After doing the leg checks and analyzing the short leg, perform the adjustments and recheck. If that leg is still short and you have cleared out the lumbar spine, pelvis, hips, knees and ankles, you are dealing with an ALLI. If it levels off, it is an FSL.

Correction Protocols

If you are dealing with an FSL, perform adjustments to clear out all of the indicators and level the pelvis.
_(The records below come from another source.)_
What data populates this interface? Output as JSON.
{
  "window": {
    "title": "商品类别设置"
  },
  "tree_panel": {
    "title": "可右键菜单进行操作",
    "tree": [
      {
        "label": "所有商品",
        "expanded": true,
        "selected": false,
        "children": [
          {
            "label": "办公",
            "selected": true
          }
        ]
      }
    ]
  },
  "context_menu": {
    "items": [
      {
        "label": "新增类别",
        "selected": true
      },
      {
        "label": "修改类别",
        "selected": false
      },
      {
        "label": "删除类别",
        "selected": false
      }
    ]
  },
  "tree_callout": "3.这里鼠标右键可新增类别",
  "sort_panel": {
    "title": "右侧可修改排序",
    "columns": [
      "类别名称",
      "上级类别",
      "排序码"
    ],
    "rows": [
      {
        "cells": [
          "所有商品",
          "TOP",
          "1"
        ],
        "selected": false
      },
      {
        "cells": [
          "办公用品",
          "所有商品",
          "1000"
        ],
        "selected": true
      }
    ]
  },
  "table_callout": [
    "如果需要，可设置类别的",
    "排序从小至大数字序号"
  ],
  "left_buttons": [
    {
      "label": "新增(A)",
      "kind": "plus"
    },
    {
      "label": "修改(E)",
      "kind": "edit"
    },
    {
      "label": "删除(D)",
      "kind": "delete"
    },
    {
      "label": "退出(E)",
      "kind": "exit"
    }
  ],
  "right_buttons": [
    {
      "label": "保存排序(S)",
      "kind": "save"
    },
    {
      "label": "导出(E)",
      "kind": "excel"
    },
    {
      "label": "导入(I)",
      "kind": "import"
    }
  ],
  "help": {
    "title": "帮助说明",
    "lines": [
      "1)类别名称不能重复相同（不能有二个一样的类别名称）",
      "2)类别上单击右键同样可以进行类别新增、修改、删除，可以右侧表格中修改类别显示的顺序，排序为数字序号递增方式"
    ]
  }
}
Then scan or fit the patient for a pair of custom, stabilizing orthotics. The arch support provided by orthotics will stabilize the pedal foundation, reduce the effects of the axial kinematic chain, and significantly reduce the effects of pronation and the presence of the FSL. Remember, most of the patients who walk into our office have an FSL. We just need to evaluate them properly to confirm.

In cases in which ALLI is present, here is a good protocol to follow: After you have measured your patient's actual leg-length discrepancy, it is always a safe bet to undercorrect. The classic rule of thumb is to cut the LLI in half and then start with the appropriate-sized heel lift. Incorporate this protocol:

• Scan or cast the patient for a pair of custom, stabilizing orthotics.
• Proceed to a 3 mm lift and have the patient wear this for two weeks. Then re-evaluate.
• Proceed to a 5 mm or 7 mm lift only if necessary. Use the two-week break-in period as indicated above. Then re-evaluate.

I have found in my practice that just putting the custom orthotics in the patient's shoes often will allow the body to balance out so well that further heel lift correction is not necessary. When I need to use a lift, I have rarely gone past a 3 mm.

From a practice standpoint, it is very important to be able to confidently determine if someone truly has a short leg due to anatomy or functionality. Using a heel lift as a shotgun approach to every patient with a short leg can create disastrous effects on the body.

Please take the information in this article to heart and use it. You can really change someone's life simply by removing the heel lift when they don't need it. But you need to make sure you are correct in doing so. Practice and knowledge will build your confidence.

References

1. Friberg O. Clinical symptoms and biomechanics of lumbar spine and hip joint in leg length inequality. Spine, 1983;8(6):643-651.
2. Subotnick SI. Limb length discrepancies of the lower extremity; the short leg syndrome. J Orthop Sports Phys Ther, 1981;3:11-16.
3. Woerman AL, Binder-MacLeod SA. Leg length discrepancy assessment: accuracy and precision in five clinical methods of evaluation. J Orthop Sports Phys Ther,1984;5:230-238.
4. Cooperstein R, Rhodes W, Bishop P. The relationship between pelvic torsion and anatomical leg length inequality: a review of the literature. J Chiro Med, 2010;9:95-97.
5. Yochum TR. "The Short Leg." (revised edition). Practical Res Study, 2003;4(5):4.
6. Rothbart BA, Estabrook L. Excessive pronation: a major biomechanical determinant in the development of chondromalacia and pelvic lists. J Manip Physiol Therapeutics,1988;11:373-379.